Rick Marken (990916.1250)

What's wrong with blaming the "victim" when the victim is the
one who is making himself the victim? Who do you blame if you
are the one setting the conflicting references for perceptions
that keep you from controlling either perception? Aren't you
the only one to blame for making yourself miserable in this
case?

Is the slave making himself miserable by wanting to be free? Would MOL
be the appropriate course of action? All the slave needs to do is alter
his perception of freedom from "a lot" to "none." Is this what you are
recommending?

Bruce Gregory

[From Bruce Gregory (9909,1756 EDT)]

Tim Carey (990917.0530)

>[From Bruce Gregory (990816.1533 EDT)]

>This seems facile to me. It seems to invite blaming the
victim. You're
>being oppressed? You can't run a four minute mile? Just
change goals or
>environments.

Based on the PCT model Bruce, what other courses of action would you
recommend?

It isn't the cancer that's the problem, its the fact that don't want to
die. Just adjust your reference level and you'll be fine. Is that what
MOL therapy is all about?

You can't? You've got psychological problems. See an MOL
>therapist.

I'm not sure what you mean here.

See my example. Some people might think medical treatment appropriate,
not MOL therapy.

We have the goals de have
>in order to reduce intrinsic error. We can't alter them without
>increasing intrinsic error unless we can see how the new goals reduce
>intrinsic error as well or better than the old goals.

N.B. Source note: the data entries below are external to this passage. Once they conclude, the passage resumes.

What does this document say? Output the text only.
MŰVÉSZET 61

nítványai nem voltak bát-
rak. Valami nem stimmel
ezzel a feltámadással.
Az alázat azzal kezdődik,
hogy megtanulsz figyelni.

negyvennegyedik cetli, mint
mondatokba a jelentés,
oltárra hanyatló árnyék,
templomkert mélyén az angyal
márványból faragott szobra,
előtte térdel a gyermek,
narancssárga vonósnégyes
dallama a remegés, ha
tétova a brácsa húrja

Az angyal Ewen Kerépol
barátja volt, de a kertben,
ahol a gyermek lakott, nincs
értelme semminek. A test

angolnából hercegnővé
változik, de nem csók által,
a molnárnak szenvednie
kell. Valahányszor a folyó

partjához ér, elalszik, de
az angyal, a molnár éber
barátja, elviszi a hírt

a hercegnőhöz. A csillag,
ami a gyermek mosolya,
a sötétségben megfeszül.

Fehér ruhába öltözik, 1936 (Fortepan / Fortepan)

Yep, agreed. How does what I've said contradict this statement, if I'm
understanding the statement correctly?

I don't know how to answer this question.

Bruce Gregory

[From Bruce Gregory (990917.0645 EDT)]

Bill Powers (990916.2041 MDT)

Wouldn't that just put you in conflict? The real solution, I should think,
would be to stop _wanting_ to say such things, which would imply a
fundamental change of attitude. But perhaps that would be unacceptable,
too. Anyway, you didn't ask me for advice!

"Stop wanting" to do X seems to me to be as valuable a piece of advice as
"try harder". And to have the same drawbacks.

Bruce Gregory

[From Bruce Gregory (9909.0650 EDT)]

Tim Carey (990917.1245)]

I think our wires are crossed. The "change the goal or change the
environment" scenario I was referring to when the problem of control was
insuperable disturbances.

MOL is my method of choice when the problem of control is conflict.

I take you are a proponent of Bill's "stop wanting that" solution to
problems that do not involve conflicts. Is "stop wanting to live" your
advice to the individual stricken with cancer?